Terms: Spr | Units: 3-5 | UG Reqs: WAY-SI, WAY-A-II
Instructors: Seck, F. (PI)

FRENCH 217: Love, Death and the Afterlife in the Medieval West (FRENCH 317, HISTORY 217D, HISTORY 317D, ITALIAN 217, ITALIAN 317)

Romantic love, it is often claimed, is an invention of the High Middle Ages. The vocabulary of sexual desire that is still current in the twenty-first century was authored in the twelfth and thirteenth, by troubadours, court poets, writers like Dante; even by crusaders returning from the eastern Mediterranean. How did this devout society come to elevate the experience of sensual love? This course draws on primary sources such as medieval songs, folktales, the "epic rap battles" of the thirteenth century, along with the writings of Boccaccio, Saint Augustine and others, to understand the unexpected connections between love, death, and the afterlife from late antiquity to the fourteenth century. Each week, we will use a literary or artistic work as an interpretive window into cultural attitudes towards love, death or the afterlife.
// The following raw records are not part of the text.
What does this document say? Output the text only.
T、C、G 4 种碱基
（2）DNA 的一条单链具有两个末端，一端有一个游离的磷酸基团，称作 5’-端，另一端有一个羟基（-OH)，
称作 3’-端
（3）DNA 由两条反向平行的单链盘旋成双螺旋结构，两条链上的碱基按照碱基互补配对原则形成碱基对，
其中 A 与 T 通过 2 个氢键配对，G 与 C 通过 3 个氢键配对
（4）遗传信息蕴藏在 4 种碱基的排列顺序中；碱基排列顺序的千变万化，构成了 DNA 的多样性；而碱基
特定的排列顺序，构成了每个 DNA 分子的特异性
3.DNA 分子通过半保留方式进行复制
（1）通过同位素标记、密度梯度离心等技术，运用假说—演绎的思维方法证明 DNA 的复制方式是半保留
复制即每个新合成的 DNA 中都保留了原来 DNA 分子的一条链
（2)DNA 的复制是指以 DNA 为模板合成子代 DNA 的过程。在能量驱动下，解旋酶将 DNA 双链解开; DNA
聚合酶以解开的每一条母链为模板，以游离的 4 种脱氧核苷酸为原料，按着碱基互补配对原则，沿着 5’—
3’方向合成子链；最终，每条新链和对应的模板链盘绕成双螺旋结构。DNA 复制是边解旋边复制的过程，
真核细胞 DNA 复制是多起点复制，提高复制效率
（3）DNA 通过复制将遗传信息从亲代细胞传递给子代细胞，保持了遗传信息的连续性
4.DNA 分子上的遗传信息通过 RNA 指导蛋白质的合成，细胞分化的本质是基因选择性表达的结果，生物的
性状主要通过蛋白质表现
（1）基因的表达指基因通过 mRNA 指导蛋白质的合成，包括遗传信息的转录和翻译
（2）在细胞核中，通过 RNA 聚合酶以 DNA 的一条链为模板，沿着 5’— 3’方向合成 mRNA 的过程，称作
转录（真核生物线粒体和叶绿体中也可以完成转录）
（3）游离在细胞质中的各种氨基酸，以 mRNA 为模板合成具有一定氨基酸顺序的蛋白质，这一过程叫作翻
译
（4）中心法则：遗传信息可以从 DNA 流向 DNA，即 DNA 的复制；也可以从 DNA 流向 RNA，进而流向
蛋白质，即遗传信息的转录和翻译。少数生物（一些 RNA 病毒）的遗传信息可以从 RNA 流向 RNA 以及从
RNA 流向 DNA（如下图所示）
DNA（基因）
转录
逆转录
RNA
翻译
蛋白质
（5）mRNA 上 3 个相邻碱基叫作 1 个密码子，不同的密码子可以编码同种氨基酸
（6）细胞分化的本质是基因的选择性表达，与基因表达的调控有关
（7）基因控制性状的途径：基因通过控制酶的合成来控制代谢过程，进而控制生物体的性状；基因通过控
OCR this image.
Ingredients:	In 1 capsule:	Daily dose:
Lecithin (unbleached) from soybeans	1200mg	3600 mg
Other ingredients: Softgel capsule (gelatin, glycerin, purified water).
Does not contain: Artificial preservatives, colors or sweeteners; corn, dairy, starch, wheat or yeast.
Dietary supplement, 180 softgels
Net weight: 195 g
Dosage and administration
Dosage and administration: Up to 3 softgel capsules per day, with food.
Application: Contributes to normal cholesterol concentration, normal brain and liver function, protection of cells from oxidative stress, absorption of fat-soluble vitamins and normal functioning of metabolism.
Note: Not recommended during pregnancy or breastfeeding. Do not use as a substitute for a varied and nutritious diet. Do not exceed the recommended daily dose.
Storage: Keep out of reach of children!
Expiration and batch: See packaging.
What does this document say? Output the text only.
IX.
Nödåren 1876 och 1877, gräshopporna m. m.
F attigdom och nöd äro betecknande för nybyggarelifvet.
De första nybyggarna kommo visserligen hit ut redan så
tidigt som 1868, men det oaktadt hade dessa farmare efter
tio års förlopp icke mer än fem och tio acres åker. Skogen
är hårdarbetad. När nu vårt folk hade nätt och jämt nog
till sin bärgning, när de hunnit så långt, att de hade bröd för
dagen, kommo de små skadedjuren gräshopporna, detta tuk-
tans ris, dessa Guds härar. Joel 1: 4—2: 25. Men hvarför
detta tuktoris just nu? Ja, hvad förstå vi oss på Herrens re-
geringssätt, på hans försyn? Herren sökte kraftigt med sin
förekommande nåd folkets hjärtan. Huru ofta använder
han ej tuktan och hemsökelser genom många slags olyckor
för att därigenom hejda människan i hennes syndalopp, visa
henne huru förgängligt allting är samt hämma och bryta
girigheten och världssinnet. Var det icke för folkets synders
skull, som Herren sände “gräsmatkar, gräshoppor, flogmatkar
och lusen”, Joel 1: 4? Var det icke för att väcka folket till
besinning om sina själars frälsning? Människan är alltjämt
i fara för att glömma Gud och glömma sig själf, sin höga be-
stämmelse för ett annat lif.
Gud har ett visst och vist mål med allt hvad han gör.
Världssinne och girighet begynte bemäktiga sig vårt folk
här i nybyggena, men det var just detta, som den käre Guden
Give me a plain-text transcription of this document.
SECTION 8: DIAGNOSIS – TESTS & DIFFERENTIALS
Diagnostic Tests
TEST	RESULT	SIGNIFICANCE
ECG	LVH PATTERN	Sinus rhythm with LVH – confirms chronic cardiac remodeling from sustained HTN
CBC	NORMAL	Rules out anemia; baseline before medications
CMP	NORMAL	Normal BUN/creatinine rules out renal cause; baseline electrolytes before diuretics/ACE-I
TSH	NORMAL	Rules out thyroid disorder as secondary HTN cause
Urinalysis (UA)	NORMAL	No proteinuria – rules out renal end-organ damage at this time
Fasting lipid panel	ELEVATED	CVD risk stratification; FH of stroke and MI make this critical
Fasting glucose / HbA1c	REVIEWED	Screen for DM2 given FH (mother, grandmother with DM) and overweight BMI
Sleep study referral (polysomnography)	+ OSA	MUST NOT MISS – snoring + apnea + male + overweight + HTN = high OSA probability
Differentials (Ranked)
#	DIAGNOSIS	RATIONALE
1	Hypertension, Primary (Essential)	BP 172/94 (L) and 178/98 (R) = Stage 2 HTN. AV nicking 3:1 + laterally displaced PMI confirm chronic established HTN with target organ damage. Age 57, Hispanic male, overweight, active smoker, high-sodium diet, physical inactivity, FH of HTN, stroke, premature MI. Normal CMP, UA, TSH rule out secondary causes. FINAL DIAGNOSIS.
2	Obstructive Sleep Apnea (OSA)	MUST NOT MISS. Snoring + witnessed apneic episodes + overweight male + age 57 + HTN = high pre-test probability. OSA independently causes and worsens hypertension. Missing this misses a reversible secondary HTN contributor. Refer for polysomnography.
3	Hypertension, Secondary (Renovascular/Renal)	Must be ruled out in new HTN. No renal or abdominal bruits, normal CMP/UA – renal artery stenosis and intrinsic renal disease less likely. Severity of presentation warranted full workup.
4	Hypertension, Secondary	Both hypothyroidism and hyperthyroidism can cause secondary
These readings are analyzed in tandem with major historical developments, including the rise of Christianity, the emergence of feudal society and chivalric culture, the crusading movement, and the social breakdown of the fourteenth century.
Terms: Aut | Units: 4-5 | UG Reqs: WAY-A-II, WAY-SI
Instructors: Phillips, J. (PI)

FRENCH 238: Art and the Market (ARTHIST 238C)

This course examines the relationship between art and the market, from Renaissance artisans to struggling Impressionist painters to the globalized commercial world of contemporary art and NFTs. Using examples drawn from France, this course explores the relationship between artists and patrons, the changing status of artists in society, patterns of shifting taste, and the effects of museums on making and collecting art. Students will read a mixture of historical texts about art and artists, fictional works depicting the process of artistic creation, and theoretical analyses of the politics embedded in artworks. They will examine individual artworks, as well as the market structures in which such artworks were produced and bought. The course will be taught in English, with the option of readings in French for departmental majors.
Terms: Win | Units: 3-5 | UG Reqs: WAY-A-II, WAY-SI

FRENCH 252: Art and Power: From Royal Spectacle to Revolutionary Ritual (ARTHIST 252A)

From the Palace of Versailles to grand operas to Jacques-Louis David's portraits of revolutionary martyrs, rarely have the arts been so powerfully mobilized by the State as in early modern France. This course examines how the arts were used from Louis XIV to the Revolution in order to broadcast political authority across Europe. We will also consider the resistance to such attempts to elicit shock-and-awe through artistic patronage. By studying music, architecture, garden design, the visual arts, and theater together, students will gain a new perspective on works of art in their political contexts. But we will also examine the libelous pamphlets and satirical cartoons that turned the monarchy¿s grandeur against itself, ending the course with an examination of the new artistic regime of the French Revolution. The course will be taught in English with the option of French readings for departmental majors.